Not that ponzi schemes are not common — Sahara, Saradha and Rose Valley made page one news in leading dailies — but in this one, which lured people to hit Facebook and Twitter “likes” for a certain amount of money could have had much wider impact.
Compared to Saradha, where 1.74 million people lost more than Rs 20,000 crore; or Rose Valley, India’s largest chit-fund scam worth Rs 60,000 crore, or Sahara that duped people for Rs 36,000 crore — the Social Trade scam is just worth Rs 3,726 crore from 600,000 people.
The company, run by a 26-years old engineering graduate, Anubhav Mittal, along with Shridhar Prasad and Mahesh Dayal lured take up members of a certain amount, and then ask them to like Facebook and Twitter links.

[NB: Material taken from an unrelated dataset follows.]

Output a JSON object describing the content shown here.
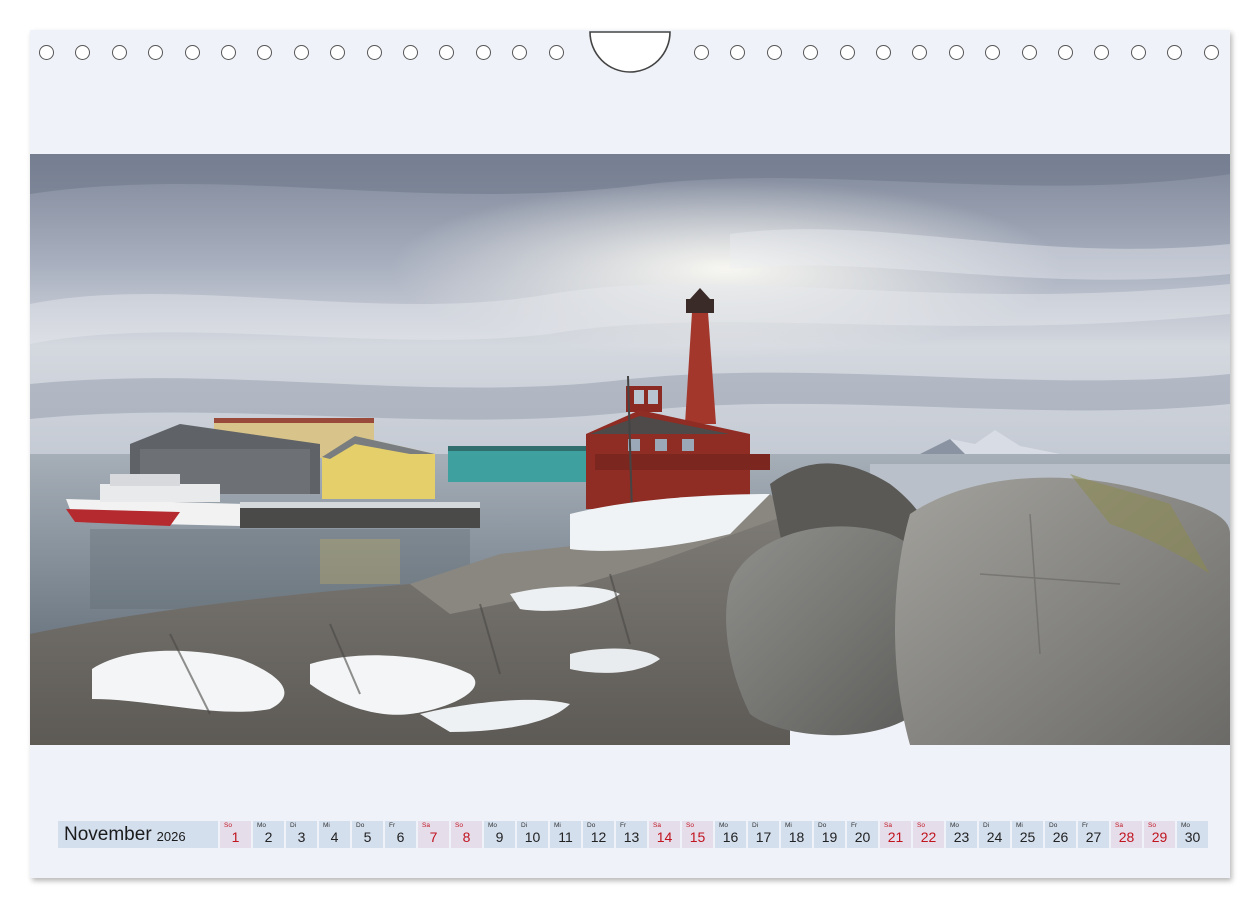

Buying social media likes is a common practice in the corporate world. It would not have been a crime if it was just taking money from companies to buy “likes”.
For experts, Social Trade throws up larger challenges. You can reach to large number of people in a very limited time, and online is so sophisticated that you can go untraceable… Online schemes are more dangerous.
But Mittal wanted quick money, and a lot of it.
To enroll, he would ask people to pay up Rs 5,750 (Social Trade offered other tariffs as well), and then a member would have to like pages — for 125 likes every day, he would pay Rs 625, which would be credited to the member’s account.
“This will be your daily income and will be accumulated monthly. If you add more people to the network, you will be moved up in the hierarchy, and you will get some commission on that.”
Ponzi schemes usual peak when fraudsters make most of the prosperous times, by giving outsized returns on small investments. As long as the good times remain, the returns flows in — usually funded by large amounts of membership money. Once the membership money stops coming in the Ponzi schemes go bust.
Between 2008 and 2009, about 160 Ponzi schemes worth $40 billion collapsed, globally.